A Laois man, Freddie was proud of his county of birth and despite having lived all of his adult life in Athy never lost affection for the O’Moore county. In his younger days Freddie, with his sister Mona, was a champion Irish dancer. Friends of the legendary Rory O’Connor, Freddie and his sister won innumerable feisanna in the 1940s and for a time he taught Irish dancing in the town hall. After attending the Christian Brothers School in Athy, he worked with his father John who had a haulage business and when his father retired in 1961 Freddie took over the business. Ten years previously, Freddie married Betty Blanchfield of St Patrick’s Avenue and they celebrated 55 years of married life in May of last year.

The love of Irish dancing was passed on to his daughter Marie, who currently operates the Farrell Caffrey School of Dancing.

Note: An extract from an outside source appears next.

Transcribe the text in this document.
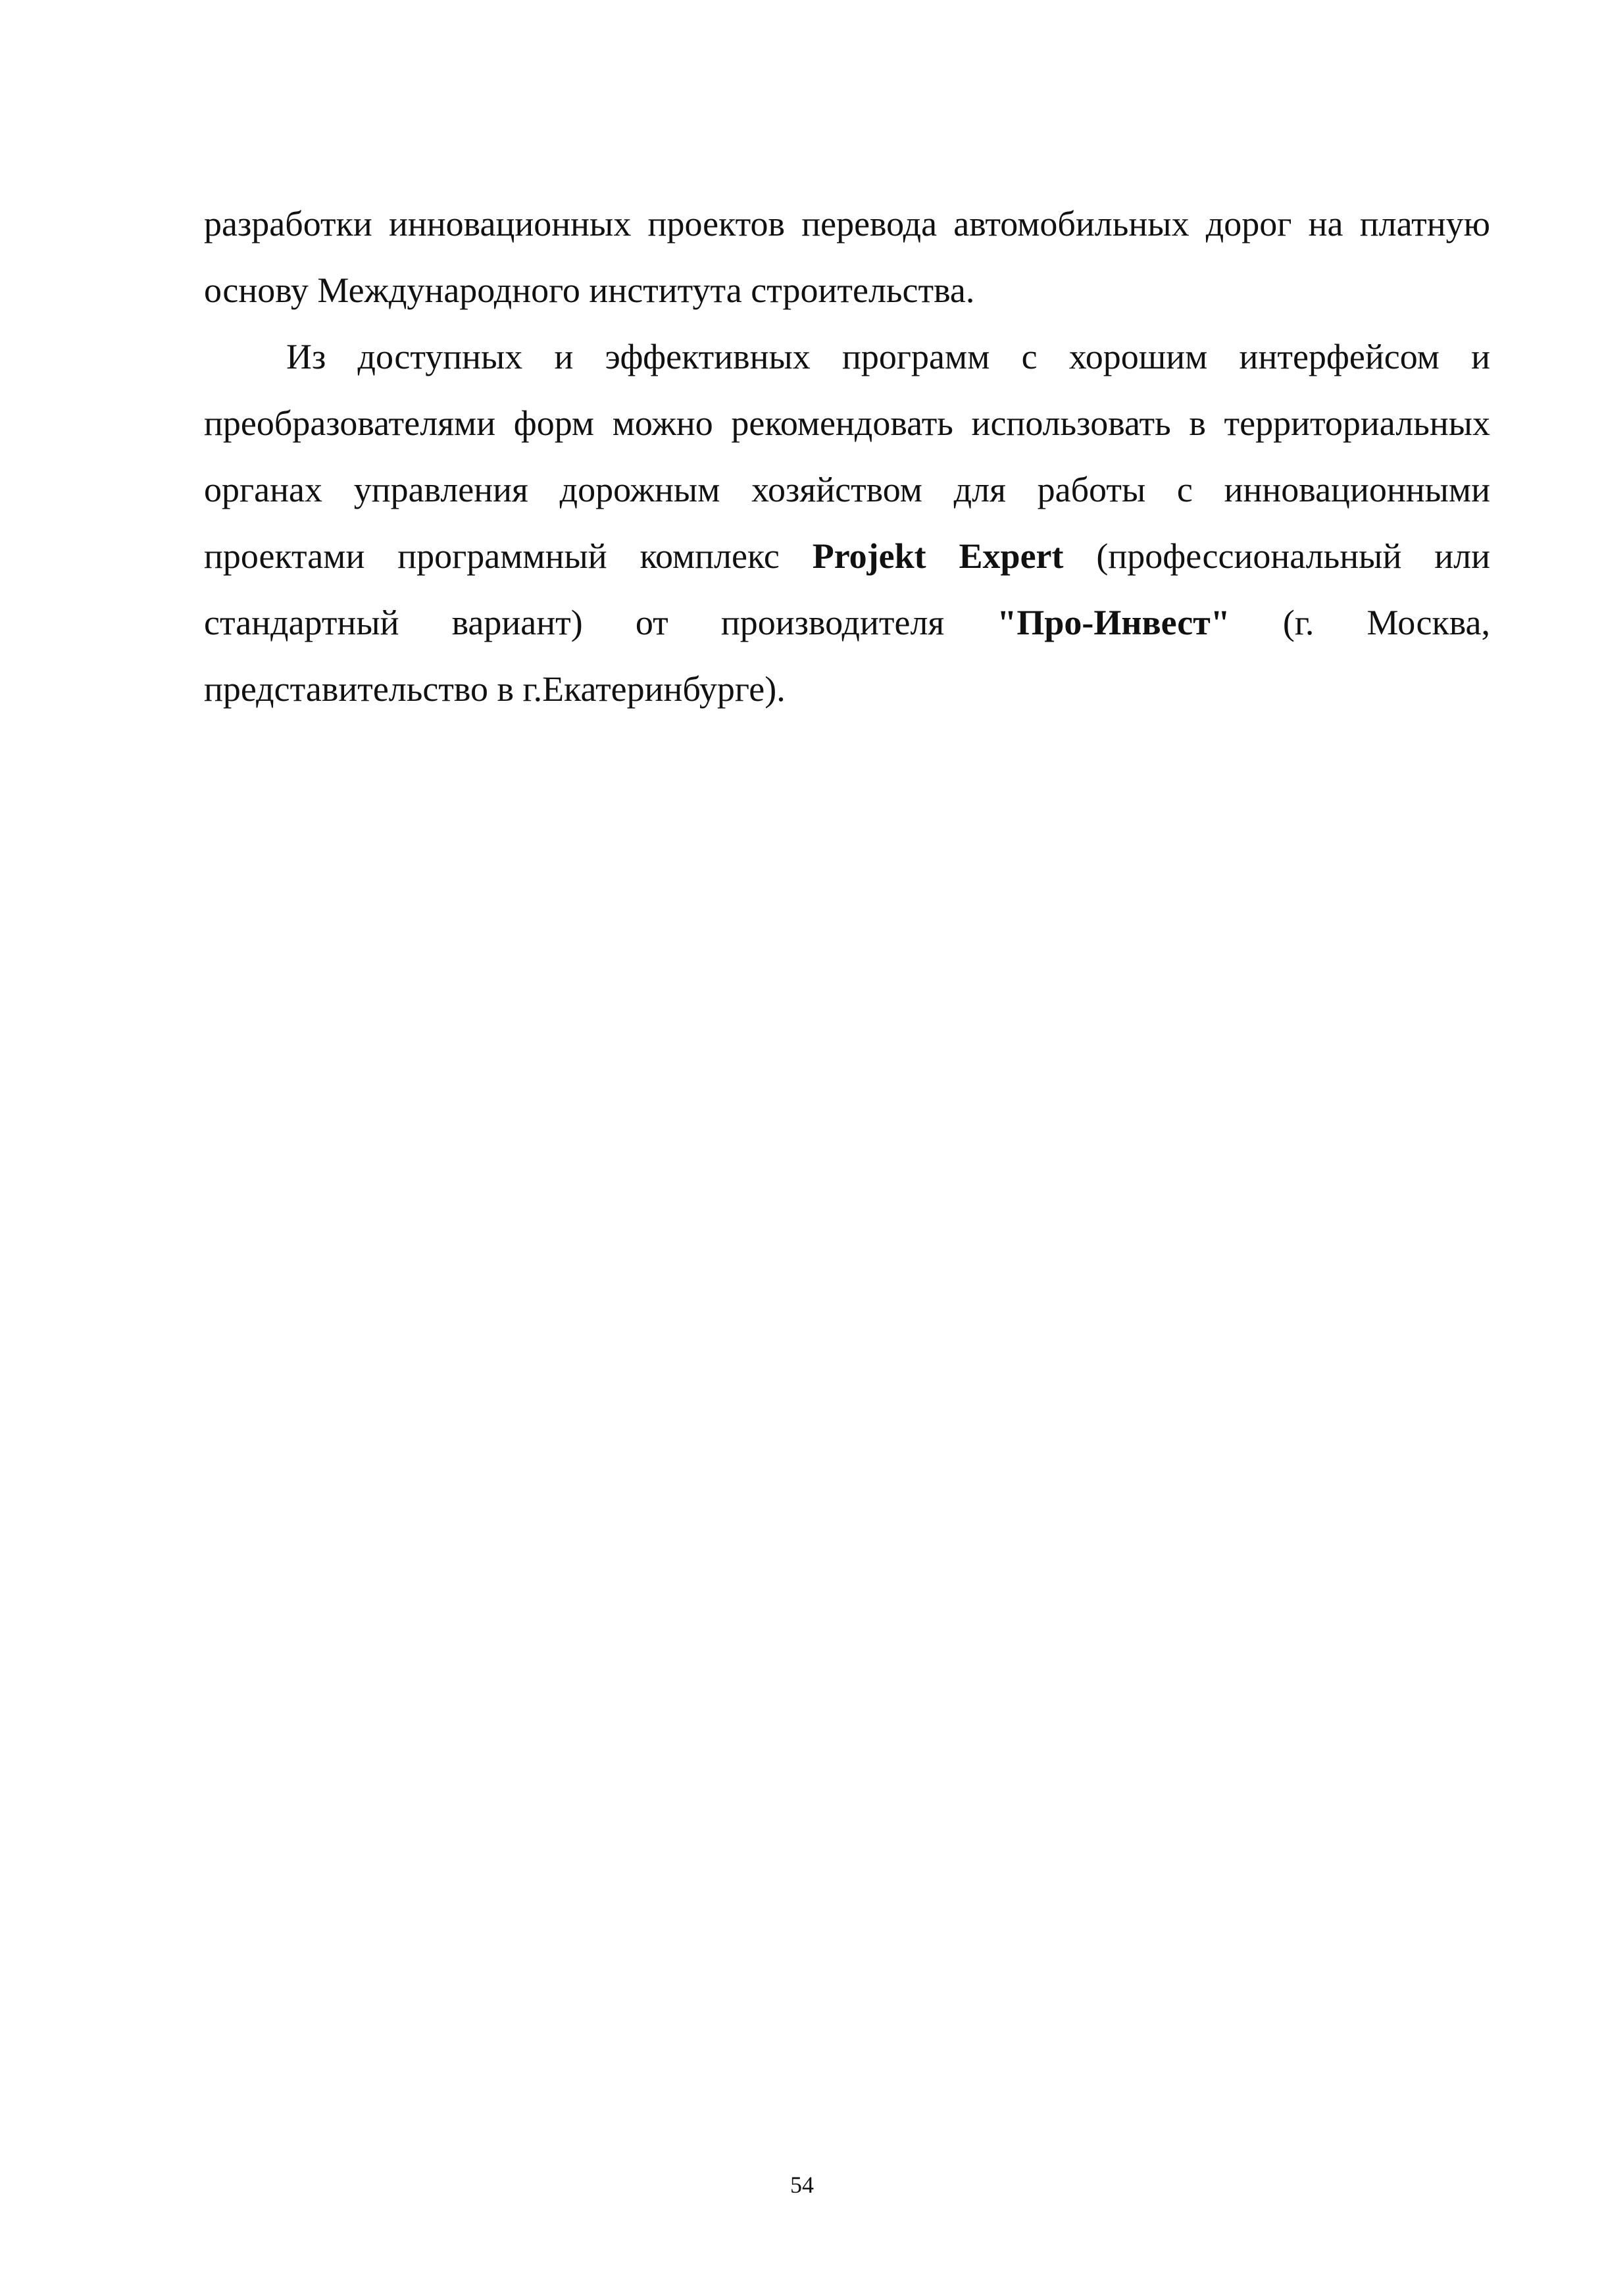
разработки инновационных проектов перевода автомобильных дорог на платную основу Международного института строительства.

Из доступных и эффективных программ с хорошим интерфейсом и преобразователями форм можно рекомендовать использовать в территориальных органах управления дорожным хозяйством для работы с инновационными проектами программный комплекс Projekt Expert (профессиональный или стандартный вариант) от производителя "Про-Инвест" (г. Москва, представительство в г.Екатеринбурге).

54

Marie was brought to Dublin each week by her father to take lessons from Ireland’s premier Irish dance master, Rory O’Connor.

Freddie also provided transport in the 1960s for the variety group of which Marie was a member and which toured extensively throughout Ireland for almost ten years. Included in that group were the legendary Casey Dempsey and Tom Farrell.

I recall Freddie operating what was previously Dowling’s and later Kehoe’s public house in Offaly Street for a few years in the late 1960s. He operated the haulage business at the same time, extending his business interests into minibus hire and I believe that he may have been the first minibus operator in this area.

A very likeable man, Freddie continued working up to two years ago. Fr Ross McCauley of the Dominican Friary spoke of Freddie when receiving his remains in the parish church as “a man who was always willing to go that extra mile”.

Those who knew Freddie recognised only too well how appropriate it was to describe him in that way. He went out of his way on so many occasions to help others that it could truly be said of him that he was generous to a fault.

Freddie Farrell, champion hornpipe dancer in his younger days, was a very honourable and likeable man and on his passing we extend sympathy to his wife Betty and his family.

On Wednesday 6 February, the Water to Wine Theatre Company will take to the stage in the Civic Theatre, Tallaght for four nights with a production of John MacKenna’s new play Corner Boys. The play is a tragic/comic story of three corner boys and two women set in a small Irish village in 1963 during President Kennedy’s visit to Ireland and his subsequent assassination. The play has a cast of five, including the playwright himself, and the director is Marian Brophy of Carlow.

Corner Boys will go on tour following the run in Tallaght, taking in 20 provincial theatres including three nights in the town hall, Athy, on 3, 4 and 5 March. John MacKenna is one of our most prolific writers, bringing his writing talents to novels, short stories and plays and proving adept at each of these literary genres.

The play Corner Boys will bring back memories for those of us over 50 years of age who will remember Carolan’s corner and O’Rourke Glynn’s corner as the local ‘seats of wisdom’.